Il futuro del Chianti Classico/1. Carlotta Gori: “Nessuno tocchi il nostro marchio”

10 Giugno 2019
Carlotta_Gori Carlotta_Gori


(Carlotta Gori)

La tutela del marchio “Gallo Nero”, le menzioni aggiuntive, una denominazione sempre più affermata nei mercati del mondo. 

Carlotta Gori, direttore del consorzio Chianti Classico è un fiume in piena. Dopo aver preso l'eredità da Giuseppe Liberatore, con cui ha lavorato fianco a fianco per 23 anni, la Gori ha preso in mano le redini di un ufficio di vitale importanza per il consorzio stesso. Un consorzio che conta 510 soci (di cui 315 imbottigliatori) e che si dirama su 9 comuni e che ha visuto negli ultimi due anni una crescita esponenziale del valore del suo vino sfuso (+ 35 per cento) e del valore delle sue bottiglie (che calano a livello di quantità, ma aumentano in valore per un export dell'80 per cento della produzione). “E' segno – dice il direttore – di una denominazione sana”. Il marchio del Gallo Nero è un marchio “fortissimo”, per dirla con le parole della Gori.
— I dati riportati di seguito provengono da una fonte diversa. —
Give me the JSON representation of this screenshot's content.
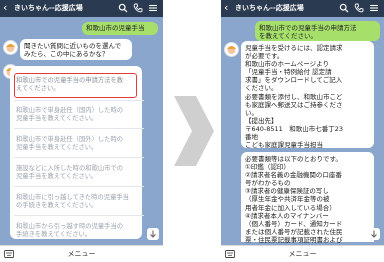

E allora va tutelato: “Siamo in collegamento con 40 banche dati sparse in tutto il nondo – dice la Gori – e riceviamo quasi quotidianamente segnalazioni di tentativi di registrazione di marchi simili ai nostri nel mondo del vino”.

Ad oggi sono 17 le procedure amministrative internazionali aperte con gli uffici marketing di mezzo mondo per frenare la registrazione di marchi simili al Gallo Nero e che potrebbero creare confusione nel consumatore finale. “Quante procedure vinceremo? Tutte”, dice la Gori che spiega: “I casi affrontati dal consorzio hanno fatto storia di giurisprudenza – dice – Le nostre pronunce sono pietre miliari, fanno scuola. E per questo vinciamo”. Anche se non è stato sempre così. Nel 1992, il consorzio venne sconfitto dalla Gallo Winery, una mega-cantina che si trova a Modesto, in California e che ha come simbolo proprio un galletto. “Non parliamo di sconfitta – dice la Gori – ma di un pareggio”. Il giudice, infatti, decise di dividere le cose. Alla cantina californiana fu data la possibilità di usare il nome Gallo, mentre al consorzio toscano fu consentito l'uso del marchio. “A quei tempi noi vedemmo la cosa come un dramma – dice il direttore – ma oggi posso dire che quella sentenza fu la svolta per il nostro modo di promuovere il consorzio. Nessuno di noi sapeva che il mondo stava andando verso una direzione di una comunicazione per immagini. Oggi basta un disegno di un Gallo Nero per pensare al nostro consorzio. E poi ci siamo dedicati di più alla valorizzazione del nome Chianti Classico, oggi riconosciuto e apprezzato in tutto il mondo. Insomma da una sconfitta abbiamo avuto una rinascita”. Ma c'è di più. Perché grazie al consorzio del Chianti Classico il Ministero ha istituito nel 2006 un fondo da utilizzare nelle diatribe di questo tipo: “Ogni anno il nostro consorzio spende oltre 100 mila euro per la tutela del marchio – dice la Gori – E' grazie ad una nostra proposta che le altre denominazioni possono beneficiare di questi soldi messi a disposizione dal ministero”. 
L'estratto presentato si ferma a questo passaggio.